= Annie Vitelli =

New Zealand singer, entertainer

Annie Vitelli (born Shoreditch, London, England; 1837 (baptised 7 May 1837) – died Moonee Ponds, Victoria, 18 June 1917) was a New Zealand singer and entertainer. Her stage name was Lydia Howarde.

==Life==
Annie Day was the daughter of a Melbourne merchant, Francis John Day, and his wife, Margaret Tilley.

Vitelli studied music in Melbourne, Australia, where around 1855 she married her teacher, Giovanni Whittle Vitelli (d. 1859). Following her husband's death Annie eloped and married and the singer Charles Robert Thatcher in February 1861 at the St. James' Anglican Church, Geelong, they had two daughters; Annie Matilda (b. Christchurch 28 July 1862), and Charlotte (b. Wellington 5 September 1864).

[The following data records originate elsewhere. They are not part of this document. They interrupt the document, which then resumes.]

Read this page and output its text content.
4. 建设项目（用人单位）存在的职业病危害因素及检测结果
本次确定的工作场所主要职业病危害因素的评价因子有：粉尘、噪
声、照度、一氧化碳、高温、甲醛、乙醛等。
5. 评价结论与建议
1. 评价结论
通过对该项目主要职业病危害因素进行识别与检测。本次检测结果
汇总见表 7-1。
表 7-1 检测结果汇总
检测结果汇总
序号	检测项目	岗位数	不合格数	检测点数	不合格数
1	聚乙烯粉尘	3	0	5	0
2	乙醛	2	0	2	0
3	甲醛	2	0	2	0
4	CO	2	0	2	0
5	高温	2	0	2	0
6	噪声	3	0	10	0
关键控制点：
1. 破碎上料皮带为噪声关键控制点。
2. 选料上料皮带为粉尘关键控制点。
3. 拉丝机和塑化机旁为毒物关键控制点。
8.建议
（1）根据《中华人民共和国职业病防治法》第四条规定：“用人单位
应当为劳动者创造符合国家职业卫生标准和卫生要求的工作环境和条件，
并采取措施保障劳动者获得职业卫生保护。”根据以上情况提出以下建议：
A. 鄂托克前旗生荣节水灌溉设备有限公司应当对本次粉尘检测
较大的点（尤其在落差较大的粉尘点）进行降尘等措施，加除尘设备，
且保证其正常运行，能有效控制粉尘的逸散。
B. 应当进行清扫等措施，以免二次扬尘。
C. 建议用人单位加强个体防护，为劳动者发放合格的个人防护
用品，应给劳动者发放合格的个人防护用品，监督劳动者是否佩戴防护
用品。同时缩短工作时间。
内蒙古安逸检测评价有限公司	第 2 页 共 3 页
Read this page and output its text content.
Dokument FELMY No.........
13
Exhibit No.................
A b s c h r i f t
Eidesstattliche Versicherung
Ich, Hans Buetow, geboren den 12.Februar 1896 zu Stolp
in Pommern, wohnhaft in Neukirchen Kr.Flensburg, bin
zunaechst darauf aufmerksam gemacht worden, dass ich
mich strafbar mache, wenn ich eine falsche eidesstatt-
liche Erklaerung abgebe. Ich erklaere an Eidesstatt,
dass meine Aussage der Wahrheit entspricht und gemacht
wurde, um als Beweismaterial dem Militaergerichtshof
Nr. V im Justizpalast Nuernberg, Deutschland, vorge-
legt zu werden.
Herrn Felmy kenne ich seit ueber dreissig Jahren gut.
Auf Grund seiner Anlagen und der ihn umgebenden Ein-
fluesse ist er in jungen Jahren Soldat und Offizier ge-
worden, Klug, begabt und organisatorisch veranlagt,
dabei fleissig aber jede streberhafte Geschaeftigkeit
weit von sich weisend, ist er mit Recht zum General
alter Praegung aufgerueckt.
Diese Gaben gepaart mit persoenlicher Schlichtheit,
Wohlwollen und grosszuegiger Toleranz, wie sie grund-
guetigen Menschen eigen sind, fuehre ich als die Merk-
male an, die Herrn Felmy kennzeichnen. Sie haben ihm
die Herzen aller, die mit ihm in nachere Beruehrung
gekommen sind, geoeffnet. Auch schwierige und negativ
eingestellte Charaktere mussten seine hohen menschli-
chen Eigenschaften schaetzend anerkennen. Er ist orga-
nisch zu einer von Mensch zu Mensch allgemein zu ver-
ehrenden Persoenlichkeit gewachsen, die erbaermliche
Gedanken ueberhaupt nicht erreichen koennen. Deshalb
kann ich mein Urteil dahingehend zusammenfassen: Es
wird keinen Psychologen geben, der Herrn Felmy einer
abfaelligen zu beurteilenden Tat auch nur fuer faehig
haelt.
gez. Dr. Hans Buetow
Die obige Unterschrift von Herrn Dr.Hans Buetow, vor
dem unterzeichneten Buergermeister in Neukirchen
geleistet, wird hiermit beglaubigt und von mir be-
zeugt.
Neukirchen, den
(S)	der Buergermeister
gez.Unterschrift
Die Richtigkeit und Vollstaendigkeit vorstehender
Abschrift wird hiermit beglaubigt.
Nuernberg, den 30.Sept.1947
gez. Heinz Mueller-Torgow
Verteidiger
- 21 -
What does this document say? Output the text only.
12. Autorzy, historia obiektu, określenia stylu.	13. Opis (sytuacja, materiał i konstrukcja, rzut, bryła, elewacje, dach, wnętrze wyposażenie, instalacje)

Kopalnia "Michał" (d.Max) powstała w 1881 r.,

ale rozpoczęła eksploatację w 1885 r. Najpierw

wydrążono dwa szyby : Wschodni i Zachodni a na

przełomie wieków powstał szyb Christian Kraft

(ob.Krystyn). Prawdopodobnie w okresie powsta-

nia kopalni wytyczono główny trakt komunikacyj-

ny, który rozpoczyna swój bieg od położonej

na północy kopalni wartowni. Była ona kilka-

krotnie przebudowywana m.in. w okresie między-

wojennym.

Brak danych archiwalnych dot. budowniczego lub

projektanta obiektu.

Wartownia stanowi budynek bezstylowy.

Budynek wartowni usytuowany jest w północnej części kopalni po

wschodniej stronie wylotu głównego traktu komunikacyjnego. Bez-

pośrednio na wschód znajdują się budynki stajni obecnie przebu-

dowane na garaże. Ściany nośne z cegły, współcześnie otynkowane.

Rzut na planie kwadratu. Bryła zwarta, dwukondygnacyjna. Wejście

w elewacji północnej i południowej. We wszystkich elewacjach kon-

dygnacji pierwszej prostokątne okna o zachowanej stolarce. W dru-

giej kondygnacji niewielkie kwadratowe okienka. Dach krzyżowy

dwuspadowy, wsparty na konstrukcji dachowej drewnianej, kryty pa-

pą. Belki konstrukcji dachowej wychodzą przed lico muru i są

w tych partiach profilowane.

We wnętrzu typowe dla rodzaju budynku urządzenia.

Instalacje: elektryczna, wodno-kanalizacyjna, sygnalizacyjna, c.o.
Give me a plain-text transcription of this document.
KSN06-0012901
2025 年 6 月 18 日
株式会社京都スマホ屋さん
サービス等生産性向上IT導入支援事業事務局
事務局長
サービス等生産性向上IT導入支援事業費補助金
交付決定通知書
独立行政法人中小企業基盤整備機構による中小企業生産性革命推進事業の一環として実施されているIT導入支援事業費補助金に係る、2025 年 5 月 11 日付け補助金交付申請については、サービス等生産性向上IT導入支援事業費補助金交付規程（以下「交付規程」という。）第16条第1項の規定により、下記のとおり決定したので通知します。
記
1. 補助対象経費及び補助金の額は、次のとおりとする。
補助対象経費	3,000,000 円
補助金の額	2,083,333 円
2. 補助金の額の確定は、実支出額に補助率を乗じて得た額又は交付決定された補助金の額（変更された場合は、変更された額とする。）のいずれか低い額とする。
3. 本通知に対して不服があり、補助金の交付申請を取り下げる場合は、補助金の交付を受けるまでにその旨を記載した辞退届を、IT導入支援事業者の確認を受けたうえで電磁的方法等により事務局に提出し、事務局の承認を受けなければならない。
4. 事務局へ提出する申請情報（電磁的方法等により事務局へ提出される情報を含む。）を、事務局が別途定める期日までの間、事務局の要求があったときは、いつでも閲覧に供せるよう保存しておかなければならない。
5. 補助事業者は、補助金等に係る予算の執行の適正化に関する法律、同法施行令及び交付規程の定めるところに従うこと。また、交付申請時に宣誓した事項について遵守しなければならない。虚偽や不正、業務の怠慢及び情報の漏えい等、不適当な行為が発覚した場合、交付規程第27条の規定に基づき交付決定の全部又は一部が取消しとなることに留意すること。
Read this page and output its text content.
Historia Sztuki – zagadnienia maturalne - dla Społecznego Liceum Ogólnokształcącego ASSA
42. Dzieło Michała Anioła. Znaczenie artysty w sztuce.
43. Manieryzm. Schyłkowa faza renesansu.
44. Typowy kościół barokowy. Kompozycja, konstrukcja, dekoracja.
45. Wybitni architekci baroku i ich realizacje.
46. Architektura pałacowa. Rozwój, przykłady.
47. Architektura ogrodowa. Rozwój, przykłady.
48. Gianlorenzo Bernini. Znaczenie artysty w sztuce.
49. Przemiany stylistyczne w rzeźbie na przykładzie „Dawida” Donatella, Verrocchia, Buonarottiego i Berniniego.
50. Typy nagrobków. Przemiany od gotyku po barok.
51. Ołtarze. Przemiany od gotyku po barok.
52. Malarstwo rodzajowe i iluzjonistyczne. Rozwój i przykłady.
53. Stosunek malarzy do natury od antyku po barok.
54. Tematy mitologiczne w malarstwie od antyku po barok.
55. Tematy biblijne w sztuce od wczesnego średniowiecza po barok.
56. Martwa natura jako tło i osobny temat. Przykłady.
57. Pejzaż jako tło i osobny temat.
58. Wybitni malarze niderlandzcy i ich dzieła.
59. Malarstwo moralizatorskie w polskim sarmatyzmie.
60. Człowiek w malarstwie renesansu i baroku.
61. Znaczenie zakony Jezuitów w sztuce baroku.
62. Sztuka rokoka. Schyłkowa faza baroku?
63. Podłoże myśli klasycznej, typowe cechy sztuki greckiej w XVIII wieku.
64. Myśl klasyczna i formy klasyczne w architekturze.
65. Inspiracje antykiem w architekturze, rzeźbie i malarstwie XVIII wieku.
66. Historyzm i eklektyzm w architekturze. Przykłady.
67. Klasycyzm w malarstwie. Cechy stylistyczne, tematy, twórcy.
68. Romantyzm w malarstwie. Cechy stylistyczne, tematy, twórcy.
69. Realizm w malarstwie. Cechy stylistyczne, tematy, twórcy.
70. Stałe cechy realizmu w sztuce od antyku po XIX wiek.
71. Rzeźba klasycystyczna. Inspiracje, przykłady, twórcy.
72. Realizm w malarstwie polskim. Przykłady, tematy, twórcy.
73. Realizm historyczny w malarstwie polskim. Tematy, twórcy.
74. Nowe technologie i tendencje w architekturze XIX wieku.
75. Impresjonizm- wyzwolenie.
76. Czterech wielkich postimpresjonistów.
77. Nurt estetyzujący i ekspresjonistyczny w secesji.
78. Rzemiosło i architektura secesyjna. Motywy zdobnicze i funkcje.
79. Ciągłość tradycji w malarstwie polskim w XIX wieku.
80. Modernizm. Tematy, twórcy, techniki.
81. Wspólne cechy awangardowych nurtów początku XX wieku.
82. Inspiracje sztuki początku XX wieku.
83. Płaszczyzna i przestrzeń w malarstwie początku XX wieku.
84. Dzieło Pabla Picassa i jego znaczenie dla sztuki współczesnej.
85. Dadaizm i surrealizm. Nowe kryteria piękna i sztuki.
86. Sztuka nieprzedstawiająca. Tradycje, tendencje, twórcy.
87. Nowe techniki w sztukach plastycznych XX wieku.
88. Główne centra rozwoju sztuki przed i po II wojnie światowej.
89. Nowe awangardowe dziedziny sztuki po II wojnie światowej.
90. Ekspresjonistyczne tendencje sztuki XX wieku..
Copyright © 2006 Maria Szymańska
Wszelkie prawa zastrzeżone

Vitelli was active as a professional singer from 1859 until 1882, and toured between New Zealand (1862–63, 1863–65 and 1869–70) and Australia with her second spouse, performing in venues from hotels to bars on the gold fields. While she performed sentimental ballads, her spouse performed satire songs. Vitelli and her husband were regarded highly. In the 1870s Vitelli took on the stage name Lydia Howarde opera bouffe and burlesque prima donna.

Vitelli retired in 1882 and worked as a music teacher in Australia.